Sull’immigrazione Trump ha vinto metà della sua sfida. Sono bastati pochi gesti ad alto contenuto simbolico — una manciata di espulsioni e rimpatri, gruppi di clandestini ammanettati, qualche detenuto a Guantanamo — per esercitare un effetto-annuncio che ha fatto crollare i tentativi di attraversare la frontiera.
Sul fronte economico il clima è peggiorato: le Borse hanno perso quota, la fiducia dei consumatori pure. Le imprese non amano l’incertezza e questa Amministrazione ne crea tanta. Gli investitori, compresi i cosiddetti «oligarchi» (meno compatti o meno onnipotenti di come vengono raffigurati nelle dietrologie), forse avevano abbracciato un’interpretazione tattica dei dazi, pensavano che Trump li minacciasse per ottenere contropartite. Se saranno alti e durevoli lo scenario cambia.

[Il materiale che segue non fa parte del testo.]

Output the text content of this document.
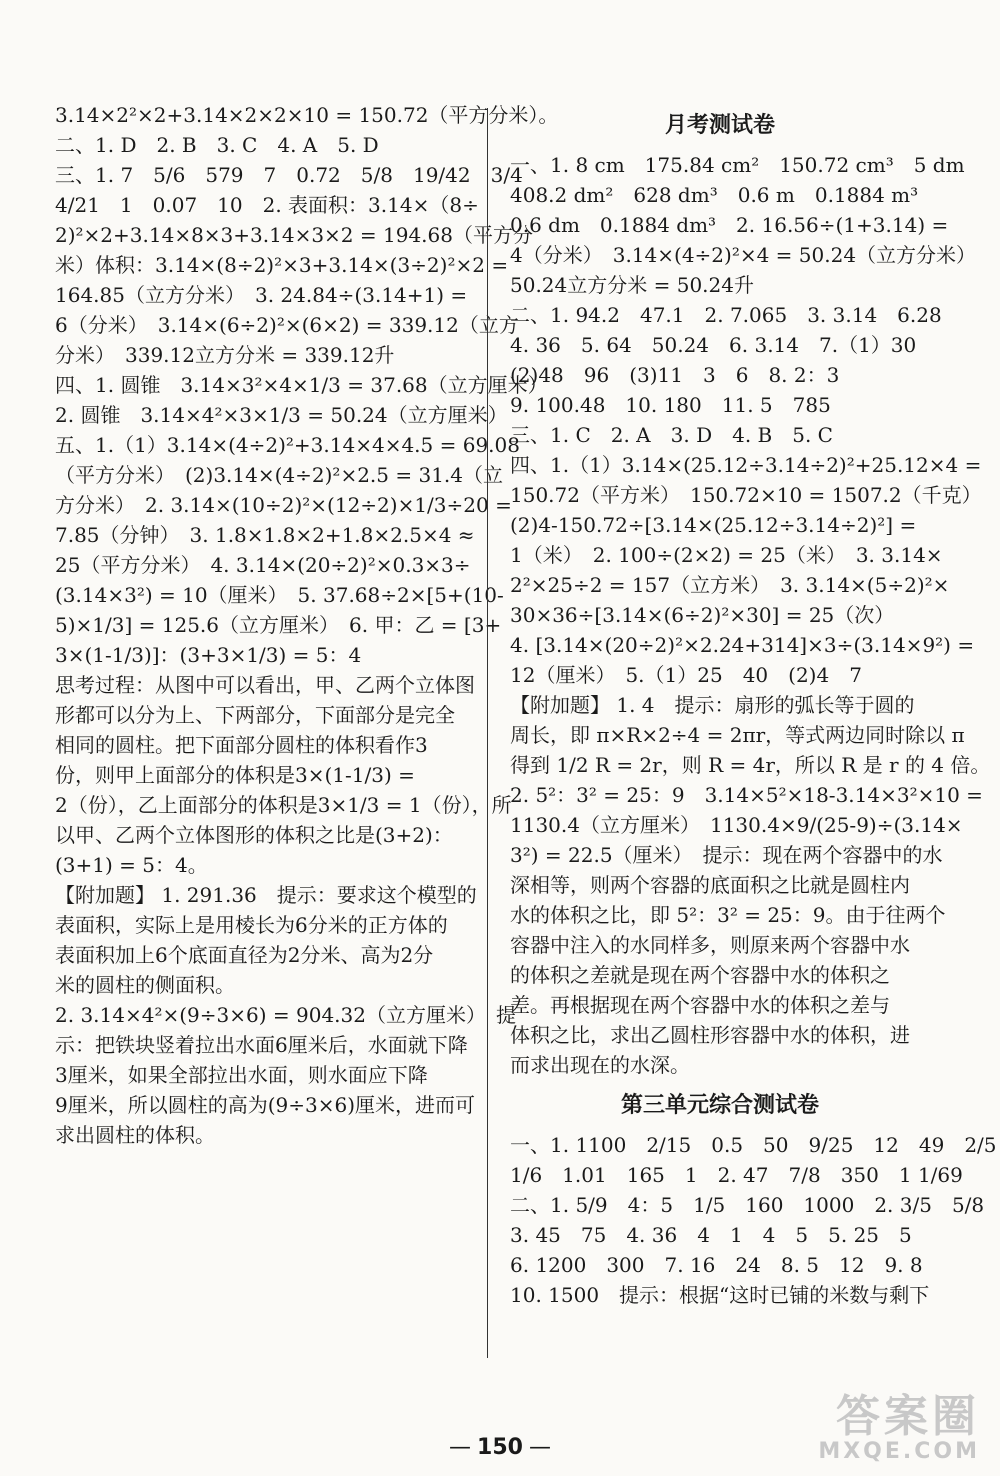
3.14×2²×2+3.14×2×2×10 = 150.72（平方分米）。
二、1. D　2. B　3. C　4. A　5. D
三、1. 7　5/6　579　7　0.72　5/8　19/42　3/4
4/21　1　0.07　10　2. 表面积：3.14×（8÷
2)²×2+3.14×8×3+3.14×3×2 = 194.68（平方分
米）体积：3.14×(8÷2)²×3+3.14×(3÷2)²×2 =
164.85（立方分米）　3. 24.84÷(3.14+1) =
6（分米）　3.14×(6÷2)²×(6×2) = 339.12（立方
分米）　339.12立方分米 = 339.12升
四、1. 圆锥　3.14×3²×4×1/3 = 37.68（立方厘米）
2. 圆锥　3.14×4²×3×1/3 = 50.24（立方厘米）
五、1.（1）3.14×(4÷2)²+3.14×4×4.5 = 69.08
（平方分米）　(2)3.14×(4÷2)²×2.5 = 31.4（立
方分米）　2. 3.14×(10÷2)²×(12÷2)×1/3÷20 =
7.85（分钟）　3. 1.8×1.8×2+1.8×2.5×4 ≈
25（平方分米）　4. 3.14×(20÷2)²×0.3×3÷
(3.14×3²) = 10（厘米）　5. 37.68÷2×[5+(10-
5)×1/3] = 125.6（立方厘米）　6. 甲：乙 = [3+
3×(1-1/3)]：(3+3×1/3) = 5：4
思考过程：从图中可以看出，甲、乙两个立体图
形都可以分为上、下两部分，下面部分是完全
相同的圆柱。把下面部分圆柱的体积看作3
份，则甲上面部分的体积是3×(1-1/3) =
2（份），乙上面部分的体积是3×1/3 = 1（份），所
以甲、乙两个立体图形的体积之比是(3+2)：
(3+1) = 5：4。
【附加题】 1. 291.36　提示：要求这个模型的
表面积，实际上是用棱长为6分米的正方体的
表面积加上6个底面直径为2分米、高为2分
米的圆柱的侧面积。
2. 3.14×4²×(9÷3×6) = 904.32（立方厘米）　提
示：把铁块竖着拉出水面6厘米后，水面就下降
3厘米，如果全部拉出水面，则水面应下降
9厘米，所以圆柱的高为(9÷3×6)厘米，进而可
求出圆柱的体积。
月考测试卷
一、1. 8 cm　175.84 cm²　150.72 cm³　5 dm
408.2 dm²　628 dm³　0.6 m　0.1884 m³
0.6 dm　0.1884 dm³　2. 16.56÷(1+3.14) =
4（分米）　3.14×(4÷2)²×4 = 50.24（立方分米）
50.24立方分米 = 50.24升
二、1. 94.2　47.1　2. 7.065　3. 3.14　6.28
4. 36　5. 64　50.24　6. 3.14　7.（1）30
(2)48　96　(3)11　3　6　8. 2：3
9. 100.48　10. 180　11. 5　785
三、1. C　2. A　3. D　4. B　5. C
四、1.（1）3.14×(25.12÷3.14÷2)²+25.12×4 =
150.72（平方米）　150.72×10 = 1507.2（千克）
(2)4-150.72÷[3.14×(25.12÷3.14÷2)²] =
1（米）　2. 100÷(2×2) = 25（米）　3. 3.14×
2²×25÷2 = 157（立方米）　3. 3.14×(5÷2)²×
30×36÷[3.14×(6÷2)²×30] = 25（次）
4. [3.14×(20÷2)²×2.24+314]×3÷(3.14×9²) =
12（厘米）　5.（1）25　40　(2)4　7
【附加题】 1. 4　提示：扇形的弧长等于圆的
周长，即 π×R×2÷4 = 2πr，等式两边同时除以 π
得到 1/2 R = 2r，则 R = 4r，所以 R 是 r 的 4 倍。
2. 5²：3² = 25：9　3.14×5²×18-3.14×3²×10 =
1130.4（立方厘米）　1130.4×9/(25-9)÷(3.14×
3²) = 22.5（厘米）　提示：现在两个容器中的水
深相等，则两个容器的底面积之比就是圆柱内
水的体积之比，即 5²：3² = 25：9。由于往两个
容器中注入的水同样多，则原来两个容器中水
的体积之差就是现在两个容器中水的体积之
差。再根据现在两个容器中水的体积之差与
体积之比，求出乙圆柱形容器中水的体积，进
而求出现在的水深。
第三单元综合测试卷
一、1. 1100　2/15　0.5　50　9/25　12　49　2/5
1/6　1.01　165　1　2. 47　7/8　350　1 1/69
二、1. 5/9　4：5　1/5　160　1000　2. 3/5　5/8
3. 45　75　4. 36　4　1　4　5　5. 25　5
6. 1200　300　7. 16　24　8. 5　12　9. 8
10. 1500　提示：根据“这时已铺的米数与剩下
— 150 —
答案圈
MXQE.COM
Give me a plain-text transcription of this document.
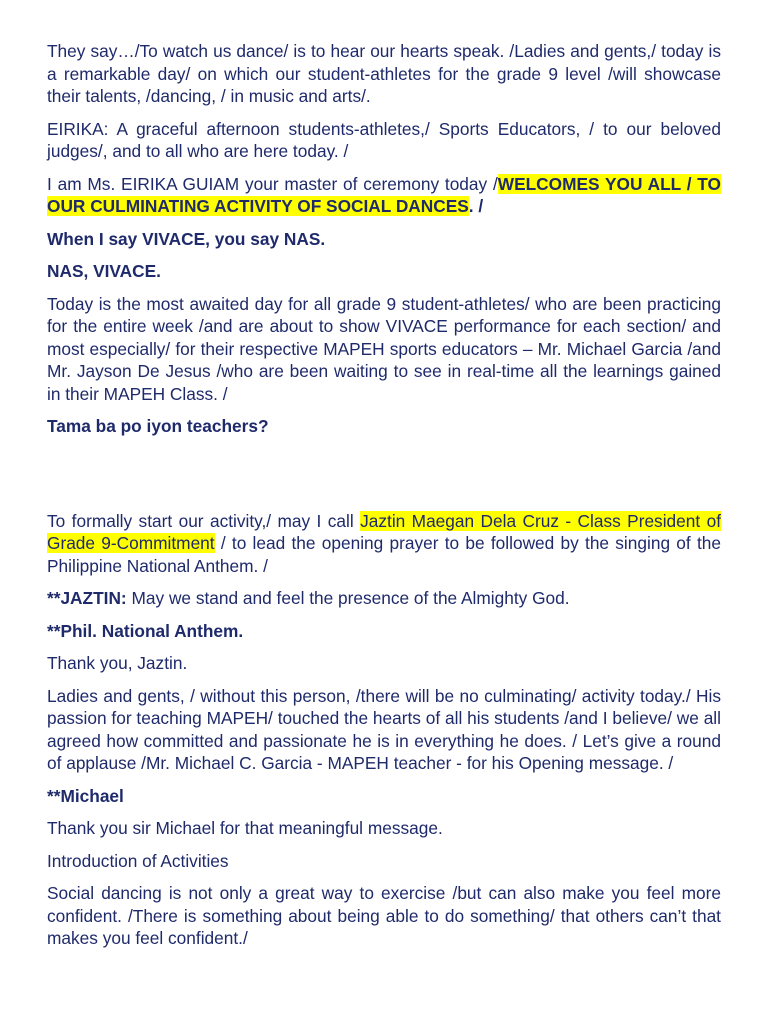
They say…/To watch us dance/ is to hear our hearts speak. /Ladies and gents,/ today is a remarkable day/ on which our student-athletes for the grade 9 level /will showcase their talents, /dancing, / in music and arts/.

EIRIKA: A graceful afternoon students-athletes,/ Sports Educators, / to our beloved judges/, and to all who are here today. /

I am Ms. EIRIKA GUIAM your master of ceremony today /WELCOMES YOU ALL / TO OUR CULMINATING ACTIVITY OF SOCIAL DANCES. /

When I say VIVACE, you say NAS.

NAS, VIVACE.

Today is the most awaited day for all grade 9 student-athletes/ who are been practicing for the entire week /and are about to show VIVACE performance for each section/ and most especially/ for their respective MAPEH sports educators – Mr. Michael Garcia /and Mr. Jayson De Jesus /who are been waiting to see in real-time all the learnings gained in their MAPEH Class. /

Tama ba po iyon teachers?

To formally start our activity,/ may I call Jaztin Maegan Dela Cruz - Class President of Grade 9-Commitment / to lead the opening prayer to be followed by the singing of the Philippine National Anthem. /

**JAZTIN: May we stand and feel the presence of the Almighty God.

**Phil. National Anthem.

Thank you, Jaztin.

Ladies and gents, / without this person, /there will be no culminating/ activity today./ His passion for teaching MAPEH/ touched the hearts of all his students /and I believe/ we all agreed how committed and passionate he is in everything he does. / Let’s give a round of applause /Mr. Michael C. Garcia - MAPEH teacher - for his Opening message. /

**Michael

Thank you sir Michael for that meaningful message.

Introduction of Activities

Social dancing is not only a great way to exercise /but can also make you feel more confident. /There is something about being able to do something/ that others can’t that makes you feel confident./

Le preoccupazioni sulla tenuta della democrazia per adesso sono infondate. Basta vedere quanti provvedimenti della Casa Bianca sono bloccati dalla magistratura: i contropoteri della Repubblica sono vivi e vegeti.
Nel resto del mondo il primo effetto di questa presidenza sta nell’aver messo in difficoltà amici e alleati, ma in Europa gli shock multipli di Trump non sono privi di benefici. Se è vero che fin dalle origini la Comunità e poi l’Unione europea hanno fatto progressi quando hanno dovuto affrontare delle crisi, la regola sembra confermata.
Sulla difesa anzitutto. Gli europei hanno meno da rallegrarsi invece per l’esordio del dialogo Trump-Putin. La mini tregua è deludente. Putin sembra deciso a tener duro sulle richieste più estreme.